Figure 1: Attention heatmaps over input images without (top) and with (bottom) applying DARA.

TrueMICL Dataset

To reliably evaluate MICL capabilities, the paper presents TrueMICL, a dataset specifically designed to necessitate the integration of visual context for task completion. Unlike traditional benchmarks, TrueMICL emphasizes visual context dependency, novel image-text mapping, and comprehensive task learning. Through tasks like Operator Induction and Clock Math, TrueMICL challenges models to derive answers from visual information, ensuring that the capability to learn from multimodal context is measured.

Figure 2: Examples of using MICL to solve image captioning from MSCOCO and Clock Math from TrueMICL.

Experimental Insights

The paper's empirical results highlight the effectiveness of DARA and TrueMICL in fostering multimodal learning.

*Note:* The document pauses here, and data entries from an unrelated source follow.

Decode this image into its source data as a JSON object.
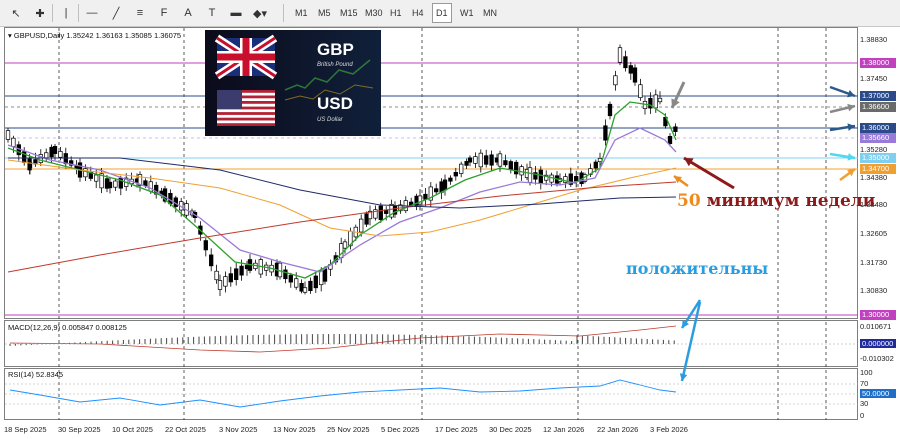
{
  "toolbar": {
    "tools": [
      {
        "name": "cursor-icon",
        "glyph": "↖"
      },
      {
        "name": "crosshair-icon",
        "glyph": "✚"
      },
      {
        "name": "vertical-line-icon",
        "glyph": "|"
      },
      {
        "name": "horizontal-line-icon",
        "glyph": "—"
      },
      {
        "name": "trendline-icon",
        "glyph": "╱"
      },
      {
        "name": "channel-icon",
        "glyph": "≡"
      },
      {
        "name": "fibonacci-icon",
        "glyph": "F"
      },
      {
        "name": "text-icon",
        "glyph": "A"
      },
      {
        "name": "text-label-icon",
        "glyph": "T"
      },
      {
        "name": "rectangle-icon",
        "glyph": "▬"
      },
      {
        "name": "shapes-icon",
        "glyph": "◆▾"
      }
    ],
    "timeframes": [
      "M1",
      "M5",
      "M15",
      "M30",
      "H1",
      "H4",
      "D1",
      "W1",
      "MN"
    ],
    "active_timeframe": "D1"
  },
  "chart": {
    "header_symbol": "GBPUSD,Daily",
    "header_ohlc": "1.35242 1.36163 1.35085 1.36075",
    "price_axis": [
      "1.38830",
      "1.37450",
      "1.36600",
      "1.35660",
      "1.35280",
      "1.34380",
      "1.33480",
      "1.32605",
      "1.31730",
      "1.30830"
    ],
    "price_badges": [
      {
        "value": "1.38000",
        "color": "#c040c0"
      },
      {
        "value": "1.37000",
        "color": "#2a4a8a"
      },
      {
        "value": "1.36600",
        "color": "#6a6a6a"
      },
      {
        "value": "1.36000",
        "color": "#2a4a8a"
      },
      {
        "value": "1.35660",
        "color": "#9a7ad8"
      },
      {
        "value": "1.35000",
        "color": "#7fd0f0"
      },
      {
        "value": "1.34700",
        "color": "#f0a030"
      },
      {
        "value": "1.30000",
        "color": "#c040c0"
      }
    ],
    "time_axis": [
      "18 Sep 2025",
      "30 Sep 2025",
      "10 Oct 2025",
      "22 Oct 2025",
      "3 Nov 2025",
      "13 Nov 2025",
      "25 Nov 2025",
      "5 Dec 2025",
      "17 Dec 2025",
      "30 Dec 2025",
      "12 Jan 2026",
      "22 Jan 2026",
      "3 Feb 2026"
    ]
  },
  "overlay": {
    "pair_top": "GBP",
    "pair_top_sub": "British Pound",
    "pair_bottom": "USD",
    "pair_bottom_sub": "US Dollar"
  },
  "macd": {
    "label": "MACD(12,26,9) 0.005847 0.008125",
    "axis": [
      "0.010671",
      "0.000000",
      "-0.010302"
    ]
  },
  "rsi": {
    "label": "RSI(14) 52.8345",
    "axis": [
      "100",
      "70",
      "50.0000",
      "30",
      "0"
    ]
  },
  "annotations": {
    "week_min": "50 минимум недели",
    "positive": "положительны"
  },
  "colors": {
    "candle": "#000000",
    "ma_fast": "#2ca02c",
    "ma_mid": "#9a7ad8",
    "ma_slow_orange": "#f0a030",
    "ma_red": "#c0392b",
    "ma_navy": "#1f2a6b",
    "annotation_orange": "#f08a1c",
    "annotation_darkred": "#8b1a1a",
    "annotation_blue": "#2a9de0"
  }
}
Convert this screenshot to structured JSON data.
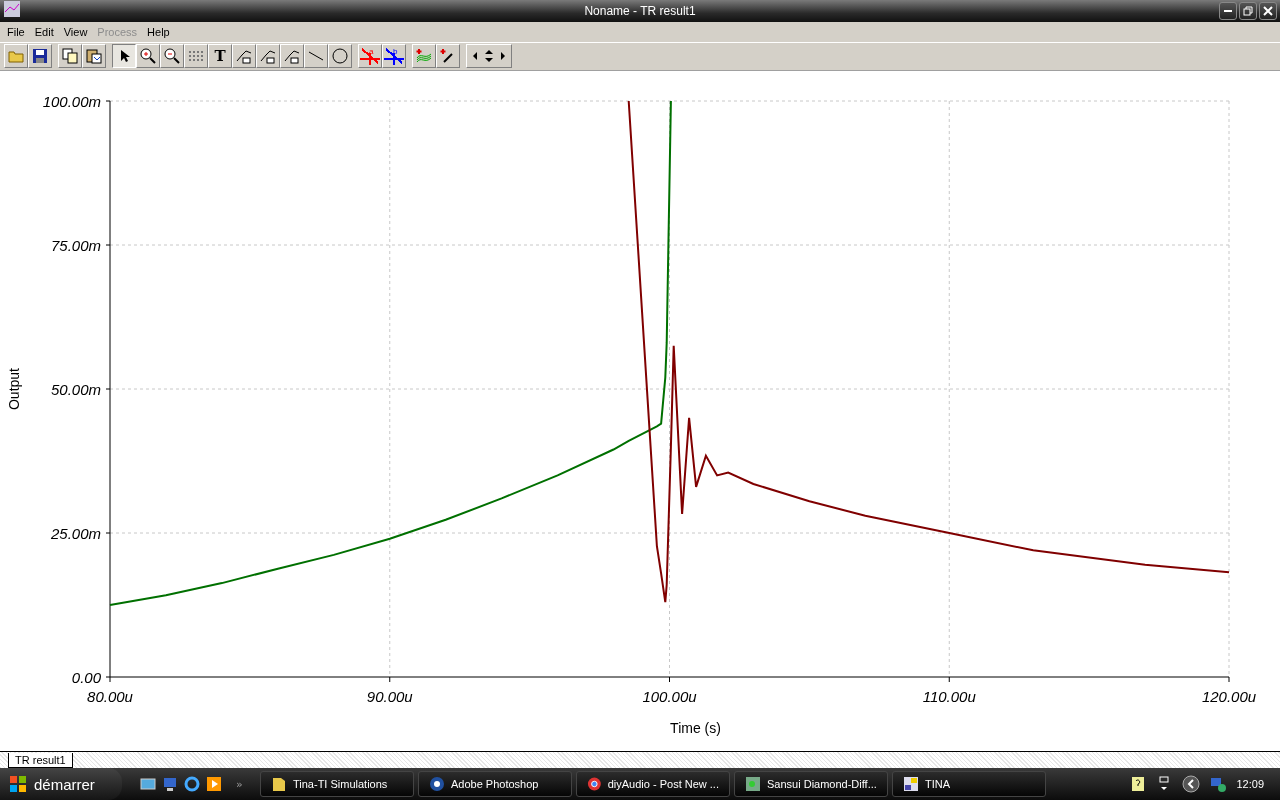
{
  "window": {
    "title": "Noname - TR result1"
  },
  "menu": [
    {
      "label": "File",
      "disabled": false
    },
    {
      "label": "Edit",
      "disabled": false
    },
    {
      "label": "View",
      "disabled": false
    },
    {
      "label": "Process",
      "disabled": true
    },
    {
      "label": "Help",
      "disabled": false
    }
  ],
  "toolbar": [
    [
      {
        "kind": "open",
        "selected": false
      },
      {
        "kind": "save",
        "selected": false
      }
    ],
    [
      {
        "kind": "copy",
        "selected": false
      },
      {
        "kind": "paste",
        "selected": false
      }
    ],
    [
      {
        "kind": "pointer",
        "selected": true
      },
      {
        "kind": "zoom-in",
        "selected": false
      },
      {
        "kind": "zoom-out",
        "selected": false
      },
      {
        "kind": "grid",
        "selected": false
      },
      {
        "kind": "text",
        "selected": false,
        "label": "T"
      },
      {
        "kind": "curve-a",
        "selected": false
      },
      {
        "kind": "curve-b",
        "selected": false
      },
      {
        "kind": "curve-c",
        "selected": false
      },
      {
        "kind": "line",
        "selected": false
      },
      {
        "kind": "circle",
        "selected": false
      }
    ],
    [
      {
        "kind": "cursor",
        "selected": false,
        "label": "a",
        "color": "#ff0000"
      },
      {
        "kind": "cursor",
        "selected": false,
        "label": "b",
        "color": "#0000ff"
      }
    ],
    [
      {
        "kind": "add-curves",
        "selected": false
      },
      {
        "kind": "picker",
        "selected": false
      }
    ],
    [
      {
        "kind": "arrows",
        "selected": false
      }
    ]
  ],
  "plot": {
    "chart_data": {
      "type": "line",
      "xlabel": "Time (s)",
      "ylabel": "Output",
      "x": [
        80,
        82,
        84,
        86,
        88,
        90,
        92,
        94,
        96,
        98,
        98.54,
        99.55,
        99.7,
        99.85,
        99.9,
        100.05,
        100.15,
        100.45,
        100.7,
        100.95,
        101.3,
        101.7,
        102.1,
        103,
        105,
        107,
        110,
        113,
        117,
        120
      ],
      "series": [
        {
          "color": "#007000",
          "values": [
            12.5,
            14.2,
            16.3,
            18.8,
            21.2,
            24,
            27.3,
            31,
            35,
            39.5,
            41,
            43.5,
            44,
            52,
            58,
            100,
            null,
            null,
            null,
            null,
            null,
            null,
            null,
            null,
            null,
            null,
            null,
            null,
            null,
            null
          ]
        },
        {
          "color": "#800000",
          "values": [
            null,
            null,
            null,
            null,
            null,
            null,
            null,
            null,
            null,
            null,
            100,
            22.7,
            18,
            13,
            16,
            40,
            57.5,
            28.3,
            45,
            33,
            38.4,
            35,
            35.5,
            33.5,
            30.5,
            28,
            25,
            22,
            19.5,
            18.2
          ]
        }
      ],
      "grid": true,
      "xlim": [
        80,
        120
      ],
      "ylim": [
        0,
        100
      ],
      "xticks": [
        {
          "value": 80,
          "label": "80.00u"
        },
        {
          "value": 90,
          "label": "90.00u"
        },
        {
          "value": 100,
          "label": "100.00u"
        },
        {
          "value": 110,
          "label": "110.00u"
        },
        {
          "value": 120,
          "label": "120.00u"
        }
      ],
      "yticks": [
        {
          "value": 0,
          "label": "0.00"
        },
        {
          "value": 25,
          "label": "25.00m"
        },
        {
          "value": 50,
          "label": "50.00m"
        },
        {
          "value": 75,
          "label": "75.00m"
        },
        {
          "value": 100,
          "label": "100.00m"
        }
      ]
    }
  },
  "tabs": [
    {
      "label": "TR result1",
      "selected": true
    }
  ],
  "taskbar": {
    "start": "démarrer",
    "more": "»",
    "tasks": [
      {
        "label": "Tina-TI Simulations",
        "kind": "folder"
      },
      {
        "label": "Adobe Photoshop",
        "kind": "photoshop"
      },
      {
        "label": "diyAudio - Post New ...",
        "kind": "browser"
      },
      {
        "label": "Sansui Diamond-Diff...",
        "kind": "image"
      },
      {
        "label": "TINA",
        "kind": "tina"
      }
    ],
    "clock": "12:09"
  }
}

Models fine-tuned with DARA show substantial improvements on TrueMICL benchmarks compared to baseline methods like Random or LoRA, which require significantly more parameters to reach similar performance levels. DARA’s lightweight nature and parameter efficiency provide a viable route for enhancing MICL without extensive computational resources.

Figure 3: Performance comparison on Operator and Clock tasks across three models with different numbers of shots, showing consistent improvements with DARA.

Implications and Future Directions

This research offers critical insights into advancing MICL capabilities. By leveraging DARA and TrueMICL, models can improve in visual context understanding, paving the way for more efficient multimodal learning systems. Future work may focus on refining these approaches, extending the dataset to cover broader tasks, and exploring synergistic integrations with other parameter-efficient fine-tuning methods.

Conclusion

The paper introduces pivotal strategies for addressing the unimodal limitations in current MLLMs, promoting true multimodal in-context learning. DARA's efficient attention reallocation and TrueMICL’s rigorous benchmarks collectively propose a framework for evaluating and enhancing MICL, presenting practical advancements in the development of multimodal AI systems.